ЗДЕСЬ НАПИСАНО: «ШХУНА „СВ. МАРИЯ“. 5 страница

Мне очень хотелось, чтобы она переехала к нам, когда мы решили устроить свой дом в Ленинграде. Но с каждой новой встречей я убеждалась в том, что это невозможно. Все меньше бабушка ругала Николая Антоныча и все больше говорила о нем с каким–то суеверным страхом. Очевидно, в глубине души она была убеждена в его сверхъестественной силе.

– Я только подумаю, а он уже знает, – однажды сказала она. – На днях задумала пироги печь, а он говорит. «Только не с саго. Это тяжело для желудка».

Что же должно было случиться, чтобы, вдруг появившись на станции Л., моя бабушка бодро зашагала к нам с зонтиком в одной руке и полотняным саквояжем – в другой?

Дорогой она спросила, обязательно ли прописываться у нас на даче.

– Можно и так жить, без прописки, – отвечала я. – А почему это тебя беспокоит?

– Нет уж! Пускай пропишут, – махнув рукой, сказала бабушка, – теперь мне все равно.

Я тысячу раз писала и рассказывала ей о большом и маленьком Пете, о покойной Саше; Петя даже и бывал у нас, когда я девушкой жила на 2–й Тверской–Ямской, так что бабушка была с ним знакома.
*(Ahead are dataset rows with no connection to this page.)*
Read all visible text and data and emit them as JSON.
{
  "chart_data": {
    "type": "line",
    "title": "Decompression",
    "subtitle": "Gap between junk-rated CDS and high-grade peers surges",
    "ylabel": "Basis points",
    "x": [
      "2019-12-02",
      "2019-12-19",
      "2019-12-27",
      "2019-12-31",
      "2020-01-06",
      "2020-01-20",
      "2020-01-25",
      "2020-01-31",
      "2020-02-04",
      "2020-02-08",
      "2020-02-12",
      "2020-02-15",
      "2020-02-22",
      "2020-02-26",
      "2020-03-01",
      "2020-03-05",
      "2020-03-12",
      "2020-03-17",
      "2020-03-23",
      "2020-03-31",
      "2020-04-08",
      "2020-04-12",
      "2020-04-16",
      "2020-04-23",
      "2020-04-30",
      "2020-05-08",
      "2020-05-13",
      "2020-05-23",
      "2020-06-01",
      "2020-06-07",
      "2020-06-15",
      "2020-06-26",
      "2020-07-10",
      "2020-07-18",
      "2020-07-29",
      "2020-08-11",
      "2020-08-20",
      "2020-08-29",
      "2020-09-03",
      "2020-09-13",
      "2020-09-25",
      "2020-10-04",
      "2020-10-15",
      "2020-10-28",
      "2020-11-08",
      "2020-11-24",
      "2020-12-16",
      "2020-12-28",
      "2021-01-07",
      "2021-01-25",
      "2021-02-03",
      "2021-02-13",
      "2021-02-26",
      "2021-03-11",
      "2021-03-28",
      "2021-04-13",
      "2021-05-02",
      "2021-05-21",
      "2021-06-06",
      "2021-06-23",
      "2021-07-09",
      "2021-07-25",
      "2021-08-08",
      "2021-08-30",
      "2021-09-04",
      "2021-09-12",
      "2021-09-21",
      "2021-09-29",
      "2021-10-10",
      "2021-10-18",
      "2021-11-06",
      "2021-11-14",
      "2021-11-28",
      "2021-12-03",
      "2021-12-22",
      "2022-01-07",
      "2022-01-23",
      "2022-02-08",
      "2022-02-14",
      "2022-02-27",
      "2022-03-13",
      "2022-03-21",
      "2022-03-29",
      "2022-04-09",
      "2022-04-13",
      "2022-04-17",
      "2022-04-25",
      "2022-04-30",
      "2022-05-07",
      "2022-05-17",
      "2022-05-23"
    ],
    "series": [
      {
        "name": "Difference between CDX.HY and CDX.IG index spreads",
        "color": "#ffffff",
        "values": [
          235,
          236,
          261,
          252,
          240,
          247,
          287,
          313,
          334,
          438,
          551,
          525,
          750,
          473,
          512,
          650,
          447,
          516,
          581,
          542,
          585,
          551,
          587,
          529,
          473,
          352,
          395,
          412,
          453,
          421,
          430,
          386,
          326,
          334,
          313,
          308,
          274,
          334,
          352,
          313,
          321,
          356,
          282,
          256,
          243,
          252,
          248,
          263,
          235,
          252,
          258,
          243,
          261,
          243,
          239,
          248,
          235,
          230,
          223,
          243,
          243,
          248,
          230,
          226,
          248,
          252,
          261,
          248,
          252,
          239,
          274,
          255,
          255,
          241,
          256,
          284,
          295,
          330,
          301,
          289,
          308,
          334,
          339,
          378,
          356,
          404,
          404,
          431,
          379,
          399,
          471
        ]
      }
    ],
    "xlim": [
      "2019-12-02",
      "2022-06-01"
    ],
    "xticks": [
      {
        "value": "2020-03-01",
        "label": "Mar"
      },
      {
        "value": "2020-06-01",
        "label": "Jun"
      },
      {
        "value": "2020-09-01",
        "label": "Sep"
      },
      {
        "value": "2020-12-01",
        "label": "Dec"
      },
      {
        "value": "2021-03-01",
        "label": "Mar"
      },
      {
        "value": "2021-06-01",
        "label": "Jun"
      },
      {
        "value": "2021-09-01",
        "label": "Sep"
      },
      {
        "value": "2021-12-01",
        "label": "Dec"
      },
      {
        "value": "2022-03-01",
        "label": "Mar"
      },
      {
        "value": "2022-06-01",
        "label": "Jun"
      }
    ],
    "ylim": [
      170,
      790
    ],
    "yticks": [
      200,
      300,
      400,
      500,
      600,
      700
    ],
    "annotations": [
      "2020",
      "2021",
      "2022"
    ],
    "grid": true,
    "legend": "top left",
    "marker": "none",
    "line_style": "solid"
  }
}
Но она так церемонно поздоровалась с ним, как будто увидала впервые. Маленького Петю она поцеловала с рассеянным видом, а о «научной няне» холодно заметила, что у нее «зверское выражение лица».

Не было ни малейших сомнений, что бабушка потрясена. Но чем? Это была загадка.

В мезонине – мы снимали две комнаты «с мезонином», который был как будто нарочно построен для бабушки: такой же маленький и сухонький, как она, – она, прежде всего, проверила шпингалеты на окнах и запираются ли двери на ключ.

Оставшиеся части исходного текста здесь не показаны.